Настоящее, прошлое, и обратно... 2

Яна Голдовская
  Из евпаторийских дневников. 2006г

...Все еще первая половина ноября. Дожди почти прекратились, часто выглядывает солнце, и можно посидеть на терраске, закутавшись и подставив ему лицо. Мобильник в кармане, и как хороша тут слышимость, совсем не то, что в квартире с толстыми каменными стенами.
Какая радость - эти всегда неожиданные звонки, любимые и разные голоса, интонации, в Москве они так были редки, а сейчас почти каждый день кто-то звонит. Пока еще часто... И, конечно, из Германии.
Моя девочка родная - ежедневно, а если мне невтерпеж, я звоню сама, и она тут же перезванивает, экономя мои расходы...

       ...Вернусь к Марине. На днях, уходя, она сделала мне ручкой, бросив нежно-небрежное – «Пока, ребенок!». В первый момент приняв эту неожиданность, как нечто привычно-знакомое,
через мгновение я застыла в полном обалдении... Сквозь нелепость и несообразность этого восклицания (в нашем солидном, прямо скажем, возрасте), я услышала вдруг эхо своего детства, тонкую забытую нить...
Боже мой! Ведь она именно это и буркала мне снисходительно и безлично, уходя в ярости из своего дома, когда мы с мамой бывали у них в гостях...
Сейчас же, через полвека, вырвавшись случайно из каких-то глубин ее сознания, эти невероятные слова, это обращение ко мне было таким теплым, что я почувствовала себя маленькой...
Марина перезвонила мне через полчаса, - изумленная, не веря себе, - в самом ли деле она это сказала, не почудилось ли ей и почему «это» вырвалось из нее?!
Мне пришлось ее успокоить, – ты забыла, именно так ты говорила мне когда-то, я вспомнила, когда ты была уже за воротами, это было эхо прошлого, нечто атавистическое. Мы рассмеялись, но ошарашенность осталась...

       Я помню ее рядом с моей троюродной племянницей Майкой, - Маэлой, уж не помню из чего образовалось такое шикарное имя..., неужели из - Маркса-Энгельс-Ленина?! О!

 Они с Мариной были ровесницами, и эпизодически дружили во время Майкиных летних приездов в наш дом, в Евпаторию. И Марина и Майка были крепенького, плотного сложения, спортивные, активные, заводные, обожали всякие подвижные и неподвижные, но азартные игры – пляжный волейбол и пляжный преферанс...

       ...Тогда, в 50-х, на пляжах оставалось место не только для волейбола –
от тентов до каменного невысокого, но широкого заборчика, отделяющего пляж от набережной,
было сколько угодно раскаленного золотого песка под палящим солнцем, свободного от нежелающих сгореть дотла...
Зато от границы тени за тентом до кромки воды все пространство было так усеяно телами, что пробиться к морю, не наступив кому-нибудь на конечность и не засыпав
чью-то голову песком, было совершенно невозможно.
Места на пляже занимали с рассвета.

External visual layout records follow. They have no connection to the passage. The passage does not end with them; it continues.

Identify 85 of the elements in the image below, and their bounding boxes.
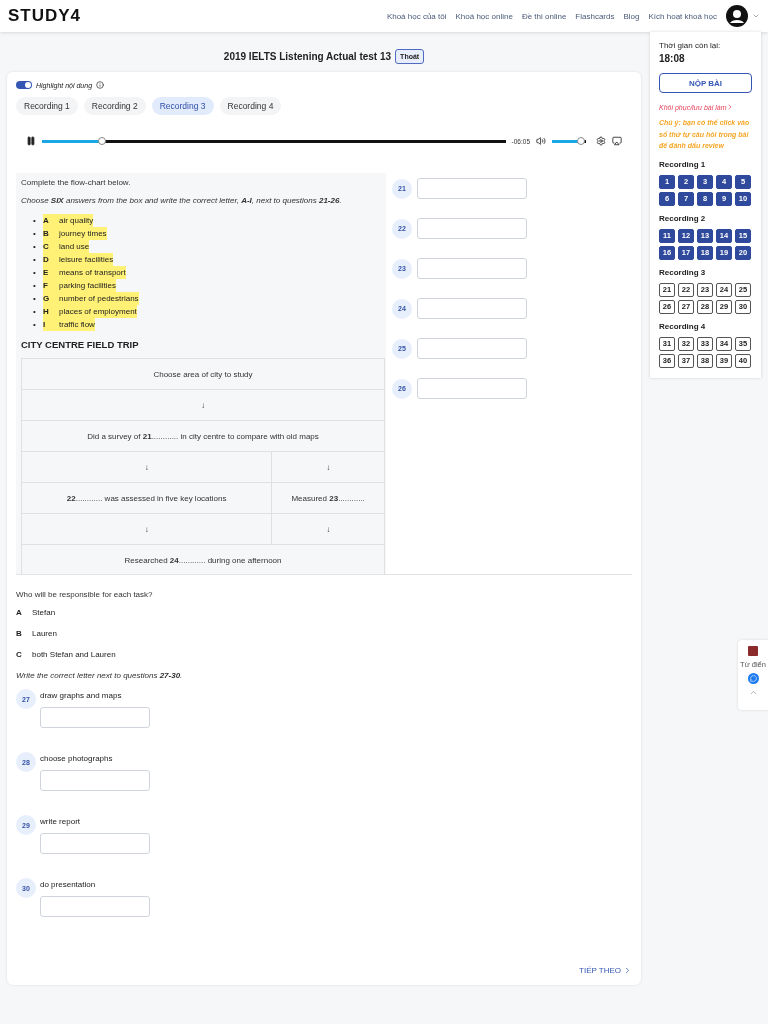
- flowchart-text: ↓: [201, 400, 205, 410]
- recording-tab[interactable]: Recording 2: [83, 97, 146, 115]
- answer-field[interactable]: [417, 338, 527, 359]
- answer-field[interactable]: [40, 770, 150, 791]
- bullet: •: [33, 319, 37, 331]
- chevron-right-icon: [623, 966, 632, 975]
- answer-field[interactable]: [417, 258, 527, 279]
- answer-field[interactable]: [40, 707, 150, 728]
- caret-icon[interactable]: [752, 12, 760, 20]
- answer-field[interactable]: [417, 178, 527, 199]
- question-text: choose photographs: [40, 754, 114, 763]
- submit-button[interactable]: NỘP BÀI: [659, 73, 752, 93]
- nav-link[interactable]: Khoá học của tôi: [386, 11, 447, 21]
- volume-icon[interactable]: [536, 136, 546, 146]
- instruction-text: Complete the flow-chart below.: [21, 178, 132, 187]
- answer-field[interactable]: [417, 218, 527, 239]
- flowchart-text: Researched 24............ during one afternoon: [124, 555, 282, 565]
- group-title: Recording 1: [659, 159, 707, 169]
- answer-field[interactable]: [40, 833, 150, 854]
- answer-option: G number of pedestrians: [43, 292, 139, 305]
- bullet: •: [33, 228, 37, 240]
- bullet: •: [33, 215, 37, 227]
- chat-icon[interactable]: [747, 673, 759, 684]
- progress-track[interactable]: [42, 139, 506, 143]
- progress-thumb[interactable]: [98, 136, 107, 145]
- timer: 18:08: [659, 53, 686, 64]
- flowchart-text: Choose area of city to study: [153, 369, 253, 379]
- answer-field[interactable]: [417, 378, 527, 399]
- pause-icon[interactable]: [26, 136, 36, 146]
- nav-link[interactable]: Đề thi online: [521, 11, 567, 21]
- flowchart-text: ↓: [144, 524, 149, 534]
- answer-option: A air quality: [43, 214, 94, 227]
- logo[interactable]: STUDY4: [8, 6, 82, 26]
- answer-option: C both Stefan and Lauren: [16, 650, 632, 659]
- nav-link[interactable]: Flashcards: [575, 11, 615, 21]
- bullet: •: [33, 254, 37, 266]
- flowchart-text: ↓: [326, 462, 331, 472]
- answer-option: A Stefan: [16, 608, 632, 617]
- volume-thumb[interactable]: [576, 136, 585, 145]
- answer-field[interactable]: [40, 896, 150, 917]
- nav-link[interactable]: Kích hoạt khoá học: [648, 11, 717, 21]
- answer-option: H places of employment: [43, 305, 137, 318]
- answer-option: D leisure facilities: [43, 253, 114, 266]
- highlight-toggle[interactable]: [16, 81, 32, 89]
- flowchart-text: ↓: [326, 524, 331, 534]
- answer-option: F parking facilities: [43, 279, 116, 292]
- dictionary-icon[interactable]: [748, 646, 758, 656]
- answer-option: C land use: [43, 240, 90, 253]
- answer-option: B journey times: [43, 227, 107, 240]
- flowchart-text: 22............ was assessed in five key locations: [66, 493, 227, 503]
- bullet: •: [33, 306, 37, 318]
- scroll-up-icon[interactable]: [748, 688, 758, 697]
- info-icon[interactable]: [96, 81, 105, 89]
- recording-tab[interactable]: Recording 4: [219, 97, 282, 115]
- answer-field[interactable]: [417, 298, 527, 319]
- answer-option: E means of transport: [43, 266, 126, 279]
- bullet: •: [33, 280, 37, 292]
- question-text: do presentation: [40, 880, 97, 889]
- section-heading: CITY CENTRE FIELD TRIP: [21, 339, 140, 350]
- question-text: draw graphs and maps: [40, 691, 123, 700]
- nav-link[interactable]: Blog: [623, 11, 640, 21]
- question-text: Who will be responsible for each task?: [16, 590, 154, 599]
- flowchart-text: ↓: [144, 462, 149, 472]
- test-title: 2019 IELTS Listening Actual test 13: [223, 50, 392, 62]
- cast-icon[interactable]: [612, 136, 622, 146]
- avatar-icon[interactable]: [726, 5, 748, 27]
- next-button[interactable]: TIẾP THEO: [579, 966, 632, 975]
- bullet: •: [33, 267, 37, 279]
- bullet: •: [33, 293, 37, 305]
- nav-link[interactable]: Khoá học online: [455, 11, 513, 21]
- settings-icon[interactable]: [596, 136, 606, 146]
- instruction-text: Write the correct letter next to questions 27-30.: [16, 671, 184, 680]
- answer-option: B Lauren: [16, 629, 632, 638]
- recording-tab[interactable]: Recording 1: [16, 97, 78, 115]
- recording-tab[interactable]: Recording 3: [151, 97, 214, 115]
- answer-option: I traffic flow: [43, 318, 95, 331]
- group-title: Recording 3: [659, 267, 707, 277]
- flowchart-text: Measured 23............: [291, 493, 365, 503]
- group-title: Recording 2: [659, 213, 707, 223]
- question-text: write report: [40, 817, 81, 826]
- bullet: •: [33, 241, 37, 253]
- flowchart-text: Did a survey of 21............ in city centre to compare with old maps: [87, 431, 319, 441]
- group-title: Recording 4: [659, 321, 707, 331]
- timer-label: Thời gian còn lại:: [659, 41, 722, 50]
- instruction-text: Choose SIX answers from the box and write the correct letter, A-I, next to questions 21-26.: [21, 196, 343, 205]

Натягивали простыни на колышках, завязывая смешными узелками, забирались под них семьями, с чудовищными запасами еды на весь день и постоянно питались – воняло котлетами, солеными огурцами - понимаете, у моря это не пахнет, как на кухне или во дворе, не сочетается это с морем...; а к концу лета непременно раскраивались тут же арбузы и дыни, все это заливалось помидорным и персиковым соком, не из пакетов, естественно, просто в те времена все овощи и фрукты истекали при надкусе собственными соками, и облизывать их приходилось с локтя, остальное вымывалось всеядным, терпеливым, непортящимся от всяческих вливаний морем...
То и дело слышалось- «Боря! Выйди из моря!», «Боря, ты слышишь?, ты уже синий!
Иди скушай помидор!»... Недовольный толстый «Боря», сидевший на мели и не умевший плавать, вылезал на берег, и, делая кислую рожу, с аппетитом уплетал не только помидор...
       Боже, как мы презирали «курортников» с их заниманием мест, жратвой и этими воплями.
 Мы были аборигенами,- тощими и закаленными.
       В нашем детстве мест не занимали, не лежали, не ели...Плавали, ныряли до посинения, оставляя на берегу сандалики...
Мы «шли на море» - маленькие, дошкольные, небольшой стайкой – две-три девочки-соседки, изредка к нам присоединялся какой-нибудь приезжий мальчик того же возраста, у которого оказывалась на редкость смелая мама, а чаще - придурошный наш сосед Марик, но обычно компания была девчачьей и - никаких взрослых, только по вечерам или в воскресенье.
Шли в трусах и сандаликах с маленькими полотенцами на плечах и купальными шапочками в руках – шапочки были нашими сачками, никто и не собирался пялить их на голову, но родителям обещалось, с ними мы охотились на мели за пескарями и морскими коньками...Вряд ли кто-нибудь помнит,
что были такие изумительные водные существа, плавающие вертикально, размером и формой напоминающие шахматного коня и знак вопроса одновременно, но более изящной и загадочной лепки... Вот так, в азарте бегая по мелководью, мы и загорали – кто до черна, кто – до «персика» - по количеству изначального фермента. Потом плавали – не слишком далеко, потому как обещали,- без взрослых – никаких дальних заплывов, так, до ближайших камней.
Замирали мы лишь на время, сосредоточенно строя замки из мокрого песка, понемножку выпуская его из кулачка, чем выше, тем туже его сжимая, чтобы струйка переходила в крохотные капельки на вершине – «соборы святого семейства» сооружались вдоль всего побережья, и вечное это строительство продолжается до сих пор не только в Барселоне.
Великий Гауди всегда оставался ребенком. Кто сможет это оспорить?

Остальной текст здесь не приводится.